Third World Countries in Terms of Macroeconomics Relations

21.04.2020

Written by Tudor Mardari

Third World Countries in Terms of Macroeconomics Relations

The term “third world” arose at the stage of active opposition of two systems: capitalist and socialist. The states that remained aloof from direct participation in this struggle began to be called the "third world" or the developing countries.

The states of the "third world" usually include the former colonial and dependent countries of
Asia, Africa and Latin America. These countries have become politically independent, but entangled in networks of economic dependence, tied to a foreign capitalist economy, its industrial, scientific and technical base.

Abnormal economic relations have long ago developed between Western states and most developing countries.
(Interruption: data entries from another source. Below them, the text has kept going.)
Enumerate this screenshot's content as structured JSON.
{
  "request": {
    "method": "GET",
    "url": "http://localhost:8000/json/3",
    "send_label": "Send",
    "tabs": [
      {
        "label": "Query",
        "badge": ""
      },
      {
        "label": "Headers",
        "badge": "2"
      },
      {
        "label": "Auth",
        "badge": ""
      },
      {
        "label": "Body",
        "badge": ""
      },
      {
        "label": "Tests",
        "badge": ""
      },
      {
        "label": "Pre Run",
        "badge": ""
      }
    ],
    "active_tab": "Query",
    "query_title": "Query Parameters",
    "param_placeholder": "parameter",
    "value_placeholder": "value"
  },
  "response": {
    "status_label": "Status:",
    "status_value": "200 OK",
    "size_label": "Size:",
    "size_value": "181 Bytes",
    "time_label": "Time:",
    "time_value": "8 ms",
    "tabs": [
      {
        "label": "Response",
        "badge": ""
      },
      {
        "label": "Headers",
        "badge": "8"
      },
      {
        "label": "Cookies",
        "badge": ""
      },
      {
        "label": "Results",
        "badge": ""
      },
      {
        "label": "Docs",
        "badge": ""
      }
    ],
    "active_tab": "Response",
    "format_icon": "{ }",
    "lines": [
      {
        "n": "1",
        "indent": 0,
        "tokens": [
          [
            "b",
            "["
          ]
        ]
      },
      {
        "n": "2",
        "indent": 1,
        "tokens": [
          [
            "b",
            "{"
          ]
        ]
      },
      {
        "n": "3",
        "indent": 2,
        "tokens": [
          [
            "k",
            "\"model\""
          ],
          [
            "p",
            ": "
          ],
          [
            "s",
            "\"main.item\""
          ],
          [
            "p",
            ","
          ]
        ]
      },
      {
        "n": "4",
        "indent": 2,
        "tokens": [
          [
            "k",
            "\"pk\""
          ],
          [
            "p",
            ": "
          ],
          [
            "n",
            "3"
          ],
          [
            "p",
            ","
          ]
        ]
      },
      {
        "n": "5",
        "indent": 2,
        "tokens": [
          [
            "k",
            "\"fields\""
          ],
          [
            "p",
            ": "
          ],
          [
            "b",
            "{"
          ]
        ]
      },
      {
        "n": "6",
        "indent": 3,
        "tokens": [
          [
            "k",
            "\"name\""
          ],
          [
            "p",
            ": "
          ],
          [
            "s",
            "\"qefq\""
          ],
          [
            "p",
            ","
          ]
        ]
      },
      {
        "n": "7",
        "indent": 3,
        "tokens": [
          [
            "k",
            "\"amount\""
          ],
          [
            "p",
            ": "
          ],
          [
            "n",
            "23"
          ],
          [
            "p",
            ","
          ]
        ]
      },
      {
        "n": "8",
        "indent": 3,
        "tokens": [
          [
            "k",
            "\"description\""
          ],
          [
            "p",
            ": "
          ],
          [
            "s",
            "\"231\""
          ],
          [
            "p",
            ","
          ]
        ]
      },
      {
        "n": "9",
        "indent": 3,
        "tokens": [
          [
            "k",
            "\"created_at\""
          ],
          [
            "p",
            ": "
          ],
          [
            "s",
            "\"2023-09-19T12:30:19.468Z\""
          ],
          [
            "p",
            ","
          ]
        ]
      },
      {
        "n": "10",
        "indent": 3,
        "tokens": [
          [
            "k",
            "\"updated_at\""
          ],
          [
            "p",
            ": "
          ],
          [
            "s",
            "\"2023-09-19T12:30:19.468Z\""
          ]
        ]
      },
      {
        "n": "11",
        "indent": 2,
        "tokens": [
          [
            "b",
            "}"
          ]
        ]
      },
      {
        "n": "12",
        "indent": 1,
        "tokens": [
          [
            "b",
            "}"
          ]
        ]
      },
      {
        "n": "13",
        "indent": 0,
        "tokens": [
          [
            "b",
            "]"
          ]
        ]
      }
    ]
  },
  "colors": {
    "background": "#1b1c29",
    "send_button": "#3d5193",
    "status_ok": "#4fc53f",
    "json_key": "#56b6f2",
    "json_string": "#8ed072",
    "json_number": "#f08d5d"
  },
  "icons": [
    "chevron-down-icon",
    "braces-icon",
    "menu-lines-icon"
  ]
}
These relations were built on nonequivalent trade. Western countries sell their finished industrial products at higher prices, and buy raw materials and energy in third world countries at lower prices. As a result, the debt of developing countries to developed countries is growing rapidly.

The interaction of the former colonial and dependent countries with highly industrialized powers implies their encounter with the challenge of industrial civilization. It is not easy for developing countries to give a worthy answer to this challenge: they have to create a new economic structure, seek optimal forms of statehood, join international relations, and interact with foreign cultural values.

Developing countries can be conditionally divided into
several blocks:

  • the tropical Africa;
  • the Arab countries;
  • the Indo-Buddhist-Muslim block;
  • the Confucian block;
  • Latin America.


The following socio-economic problems are also characteristic to the third world countries:

  • high fertility and overpopulation.
  • the demographic problem, caused by the population explosion in the second half of the 20th century;
  • underdevelopment of the education system;
  • low life expectancy;
  • high unemployment;
  • lack of capital;
  • uneven distribution of natural resources.


The integration associations of developing countries play an important role in their macroeconomic development. Cooperation gives them advantages in the use of unevenly distributed natural and other economic resources.

States belonging to the same region, as a rule, are very different from each other in many economic indicators, including natural wealth, labor force, industrial structure, etc. Integration,
on the one hand, opens up access to their sources to states that do not have the necessary resources. On the other hand, it allows countries that have resources, but are not able to independently develop them, to benefit from their use.